Manon’s difficult reversal in affection, from true love to the lure of wealth was complicated by a hint of seductive wiles in her meeting with Monsieur G.M but was somewhat redeemed with her sorrowful backward glance as she leaves Des Grieux’s lodgings draped in furs and jewels.
Manon only gets to fully understand the danger and cruelty that surrounds her in the final act when the vulnerability of her fragile body is evident. Des Grieux, his decency manifest in the poetic solos that MacMillan has created, is also little match for the corruption and his bungling attempt to cheat at cards is a sorry fiasco. Their final duet, lost, destitute and stripped of their fine clothes brings them to the essence of their love. It is a true tragedy but a rip-roaring tale.
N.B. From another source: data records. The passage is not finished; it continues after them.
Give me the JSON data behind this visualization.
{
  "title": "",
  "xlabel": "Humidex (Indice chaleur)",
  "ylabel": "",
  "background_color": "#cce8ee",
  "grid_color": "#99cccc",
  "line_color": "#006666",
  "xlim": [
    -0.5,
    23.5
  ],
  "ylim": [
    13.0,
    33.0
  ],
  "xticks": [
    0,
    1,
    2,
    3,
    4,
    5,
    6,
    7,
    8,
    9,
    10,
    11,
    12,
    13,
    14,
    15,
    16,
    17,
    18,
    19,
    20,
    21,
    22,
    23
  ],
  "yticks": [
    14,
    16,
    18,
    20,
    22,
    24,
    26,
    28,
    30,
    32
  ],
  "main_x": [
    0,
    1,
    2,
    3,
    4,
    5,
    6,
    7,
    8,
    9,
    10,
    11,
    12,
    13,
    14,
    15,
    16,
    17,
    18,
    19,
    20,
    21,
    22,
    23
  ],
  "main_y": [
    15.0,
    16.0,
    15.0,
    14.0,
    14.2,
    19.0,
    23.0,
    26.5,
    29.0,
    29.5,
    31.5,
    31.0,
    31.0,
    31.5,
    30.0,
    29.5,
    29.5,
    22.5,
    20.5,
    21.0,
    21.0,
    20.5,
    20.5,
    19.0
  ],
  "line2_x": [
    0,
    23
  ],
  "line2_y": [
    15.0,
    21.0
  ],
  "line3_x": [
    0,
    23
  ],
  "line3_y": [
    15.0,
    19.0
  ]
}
The opening image has Lescaut, Manon’s brother, seated centre stage draped in a black cloak like a spider in the middle of the web waiting to trap the weak and unwitting. Dawid Kupinski, after an uncharacteristically shaky start, quicky got into gear to deliver a devilish performance.
The ‘drunken’ duet with his Mistress, Desislava Stoeva, was a treat of near misses and catches. Stoeva had a true grasp of the character, able to charm and perform to order but with acute understanding of the venality of her demi-monde existence.